Aldose reductase (AR), α-amylase, and α-glycosidase are vital enzymes to prevent diabetic complications. Here, AR was purified from sheep kidney using elementary methods with 111.11-purification fold and with 0.85% purification yield. The interactions between some phenolic compounds and the AR, α-glycosidase, and α-amylase enzyme were determined. It was found that phenolic compounds exhibit potential inhibitor properties for these enzymes. For α-amylase, studied phenolic compounds showed IC50 values in the range of 601.56-2,067.78 nM. For α-glycosidase, Ki values were found in the range of 169.25 ± 27.22-572.88 ± 106.76 nM. For AR, Ki values in the range of 8.48 ± 0.56-43.26 ± 7.63 µM. However, genistein showed the best inhibition effect toward AR and α-glycosidase, but delphinidin chloride exhibited the best inhibition effect against α-amylase enzyme. We determined that all compounds showed noncompetitive inhibition effect against AR and α-glycosidase. Also, studied phenolic compounds may be useful in the prevention or treatment of diabetic complications.

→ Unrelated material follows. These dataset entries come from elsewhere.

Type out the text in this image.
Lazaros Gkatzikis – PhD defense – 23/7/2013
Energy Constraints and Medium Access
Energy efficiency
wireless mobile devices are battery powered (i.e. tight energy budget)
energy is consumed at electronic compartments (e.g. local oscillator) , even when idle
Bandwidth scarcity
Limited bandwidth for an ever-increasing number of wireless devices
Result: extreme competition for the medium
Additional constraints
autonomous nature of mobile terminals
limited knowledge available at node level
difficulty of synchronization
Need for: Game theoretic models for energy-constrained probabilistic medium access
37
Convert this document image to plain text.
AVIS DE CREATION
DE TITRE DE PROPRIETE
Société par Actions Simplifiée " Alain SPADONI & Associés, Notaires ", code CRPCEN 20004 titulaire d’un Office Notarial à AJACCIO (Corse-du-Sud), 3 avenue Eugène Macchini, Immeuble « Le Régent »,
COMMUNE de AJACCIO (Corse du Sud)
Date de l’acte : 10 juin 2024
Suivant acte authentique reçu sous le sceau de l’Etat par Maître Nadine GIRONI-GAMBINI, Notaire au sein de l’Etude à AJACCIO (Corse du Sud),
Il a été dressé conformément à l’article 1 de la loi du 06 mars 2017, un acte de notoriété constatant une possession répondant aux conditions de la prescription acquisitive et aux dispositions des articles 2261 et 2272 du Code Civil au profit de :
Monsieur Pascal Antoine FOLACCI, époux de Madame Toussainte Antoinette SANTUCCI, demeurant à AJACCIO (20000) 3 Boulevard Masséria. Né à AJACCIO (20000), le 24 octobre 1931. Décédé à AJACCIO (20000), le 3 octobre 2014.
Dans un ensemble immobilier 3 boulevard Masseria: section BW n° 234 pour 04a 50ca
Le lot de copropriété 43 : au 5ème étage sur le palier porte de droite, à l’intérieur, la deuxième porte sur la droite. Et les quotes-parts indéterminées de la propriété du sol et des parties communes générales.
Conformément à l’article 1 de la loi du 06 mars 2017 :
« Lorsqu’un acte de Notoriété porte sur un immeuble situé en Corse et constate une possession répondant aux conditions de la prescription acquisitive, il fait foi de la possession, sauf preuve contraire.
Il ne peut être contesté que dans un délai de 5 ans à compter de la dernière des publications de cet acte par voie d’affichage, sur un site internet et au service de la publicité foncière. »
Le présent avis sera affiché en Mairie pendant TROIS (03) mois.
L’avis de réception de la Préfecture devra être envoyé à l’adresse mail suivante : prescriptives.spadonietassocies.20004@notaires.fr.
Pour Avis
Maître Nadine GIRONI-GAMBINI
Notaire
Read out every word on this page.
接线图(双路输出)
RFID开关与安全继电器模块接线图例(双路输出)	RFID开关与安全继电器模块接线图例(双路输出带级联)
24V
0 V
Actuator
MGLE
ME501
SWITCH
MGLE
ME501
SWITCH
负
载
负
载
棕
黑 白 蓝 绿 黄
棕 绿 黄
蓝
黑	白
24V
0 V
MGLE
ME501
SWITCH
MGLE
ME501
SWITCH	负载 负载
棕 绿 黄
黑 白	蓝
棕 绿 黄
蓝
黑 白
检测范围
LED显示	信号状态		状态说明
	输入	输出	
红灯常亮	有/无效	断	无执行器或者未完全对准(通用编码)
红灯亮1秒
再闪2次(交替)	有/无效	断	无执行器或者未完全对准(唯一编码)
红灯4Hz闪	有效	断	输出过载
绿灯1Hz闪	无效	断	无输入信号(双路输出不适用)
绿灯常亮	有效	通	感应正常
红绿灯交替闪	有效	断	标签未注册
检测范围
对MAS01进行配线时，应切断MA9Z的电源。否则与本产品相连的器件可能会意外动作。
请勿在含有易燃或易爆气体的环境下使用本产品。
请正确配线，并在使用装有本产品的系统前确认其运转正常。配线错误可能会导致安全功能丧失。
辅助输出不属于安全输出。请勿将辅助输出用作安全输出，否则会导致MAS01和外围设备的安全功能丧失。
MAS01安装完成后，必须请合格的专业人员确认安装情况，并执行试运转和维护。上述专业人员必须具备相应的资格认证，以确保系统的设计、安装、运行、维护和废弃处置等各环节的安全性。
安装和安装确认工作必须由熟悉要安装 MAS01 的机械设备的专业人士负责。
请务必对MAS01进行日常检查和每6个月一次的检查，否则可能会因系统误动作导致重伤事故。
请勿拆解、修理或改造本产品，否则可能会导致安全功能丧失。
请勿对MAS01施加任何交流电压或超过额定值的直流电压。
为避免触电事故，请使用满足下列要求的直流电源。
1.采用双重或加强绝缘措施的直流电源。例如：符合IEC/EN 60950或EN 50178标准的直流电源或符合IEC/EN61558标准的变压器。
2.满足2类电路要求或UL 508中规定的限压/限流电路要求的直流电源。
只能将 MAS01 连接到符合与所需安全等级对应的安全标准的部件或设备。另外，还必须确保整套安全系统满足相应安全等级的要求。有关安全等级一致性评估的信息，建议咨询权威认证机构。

Evaluation of chalcones as inhibitors of glutathione S-transferase.

Glutathione S-transferases (GSTs) are the superfamily of multifunctional detoxification isoenzymes and play an important role in cellular signaling. In the present study, potential inhibition effects of chalcones were tested against human GST. For this purpose, GST was purified from human erythrocytes with 5.381 EU⋅mg-1 specific activity and 51.95% yield using a GSH-agarose affinity chromatographic method. The effects of chalcones on in vitro GST activity were tested at various concentrations. Ki constants of chalcones were found in the range of 7.76-41.93 µM. According to the results, 4-fluorochalcone showed a better inhibitory effect compared with the other compounds. The inhibition mechanisms of 2'-hydroxy-4-methoxychalcone and 4-methoxychalcone were noncompetitive, whereas the inhibition mechanisms of 4'- hydroxychalcone, 4- fluorochalcone, and 4,4'- diflurochalcone were competitive.